By Lily Allen-Duenas

The Nutcracker, featuring Orchestra Iowa and the Ballet Quad Cities, was at the Paramount Theatre this past weekend, December 6 and 7, 2014. They gave a weekend of holiday magic to Cedar Rapids. A holiday tradition for many, the Sunday afternoon performance that I attended captivated a near full-house audience.

The beautiful violins, violas, cellos, basses, flutes, oboes, clarinets, bassoons, horns, trumpets, trombones, and a bass trombone, tuba, timpani, percussion harp, and piano all created the extraordinary music of Pyotr Ilyich Tchaikovsky’s music. Orchestra Iowa gave life and light to the dancers through their cadences and crescendos. The music was perfectly on pointe — pun intended.

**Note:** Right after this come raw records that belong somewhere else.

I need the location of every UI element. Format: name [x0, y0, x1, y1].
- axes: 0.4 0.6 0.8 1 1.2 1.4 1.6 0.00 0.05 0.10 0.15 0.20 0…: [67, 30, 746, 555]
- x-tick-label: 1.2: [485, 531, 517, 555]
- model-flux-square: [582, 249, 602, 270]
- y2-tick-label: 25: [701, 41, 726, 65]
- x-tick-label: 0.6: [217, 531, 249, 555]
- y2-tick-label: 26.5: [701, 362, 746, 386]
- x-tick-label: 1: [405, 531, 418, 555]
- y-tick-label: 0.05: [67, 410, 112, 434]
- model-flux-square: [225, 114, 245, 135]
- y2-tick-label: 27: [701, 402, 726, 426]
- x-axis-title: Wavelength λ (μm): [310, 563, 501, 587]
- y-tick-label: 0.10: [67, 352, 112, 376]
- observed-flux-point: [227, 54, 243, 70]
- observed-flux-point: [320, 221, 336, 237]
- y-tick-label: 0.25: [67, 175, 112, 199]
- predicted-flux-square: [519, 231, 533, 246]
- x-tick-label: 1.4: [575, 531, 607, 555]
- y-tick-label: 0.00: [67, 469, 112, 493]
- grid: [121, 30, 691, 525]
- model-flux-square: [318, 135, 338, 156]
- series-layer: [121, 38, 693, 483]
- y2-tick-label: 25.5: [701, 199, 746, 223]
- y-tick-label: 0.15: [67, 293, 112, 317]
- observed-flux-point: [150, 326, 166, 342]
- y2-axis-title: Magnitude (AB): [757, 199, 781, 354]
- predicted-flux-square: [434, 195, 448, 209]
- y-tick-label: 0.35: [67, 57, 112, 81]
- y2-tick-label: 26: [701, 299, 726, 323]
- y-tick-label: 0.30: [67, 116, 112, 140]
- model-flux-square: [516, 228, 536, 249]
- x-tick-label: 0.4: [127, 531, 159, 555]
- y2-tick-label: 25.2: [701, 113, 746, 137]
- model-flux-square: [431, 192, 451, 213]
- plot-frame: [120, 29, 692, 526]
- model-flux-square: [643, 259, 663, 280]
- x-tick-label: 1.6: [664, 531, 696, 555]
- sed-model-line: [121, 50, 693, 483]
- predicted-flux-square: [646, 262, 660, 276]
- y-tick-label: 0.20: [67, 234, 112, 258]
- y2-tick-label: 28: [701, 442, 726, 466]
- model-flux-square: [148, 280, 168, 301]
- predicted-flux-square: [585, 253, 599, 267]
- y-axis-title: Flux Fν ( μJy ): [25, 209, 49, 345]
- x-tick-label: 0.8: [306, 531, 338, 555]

The set was comprised of enormous hand-painted canvases, which rotated between the Stahlbaum’s family home, the Land of Snow, and the Land of Sweets. Rendering each painting must have taken days. Impressive artistic talent was displayed with each painting, from perspective, to shading, to intricate detailing each canvas was a true work of art.

The ballet dancers enchanted the audience, weaving the wonderful story through their dancing, emotive gesticulations, and animated faces. The dancers were elegant storytellers that seamlessly wove the story around the stage. Caroline Cady as Clara Stahlbaum dazzled the audience with her charm and charisma. Hadley Green as the Rag Doll and Madeleine Gurney as the Ballerina Doll deserve special note for their incredible portrayal of stiff, mechanical dolls. Their translation of movement was inspired — giving energy and spirit to the lifeless. Tessa Moore as the Sugar Plum Fairy was the epitome of the word exquisite. Her graceful lines and fluidity of her motion was both refined and ethereal. Her cavalier, Alec Roth’s, unfaltering intent focus certainly arose admiration.

The battle of the Mouse King was also delightful. The costumes were engaging and amusing: the tiny children ballet dancers with their fuzzy mice-onseies and the lanky adult mice with their extravagantly strange mouse heads. The eerie and fanciful dramatic battle between the mice and the Nutcracker’s soldiers was fascinating to watch unravel. The battle led to the Nutcracker transforming into a handsome prince, danced by Corey Mangum, who was a powerful and commanding Nutcracker who exhibited laudable grace and strength.

The entire show from the Christmas party, to the mice, to the Dance of the Sugar Plum Fairies was magical — a truly praiseworthy performance by Ballet Quad Cities and Orchestra Iowa that dazzled and ignited the imagination. The Nutcracker was elegant, exquisite, and enchanting.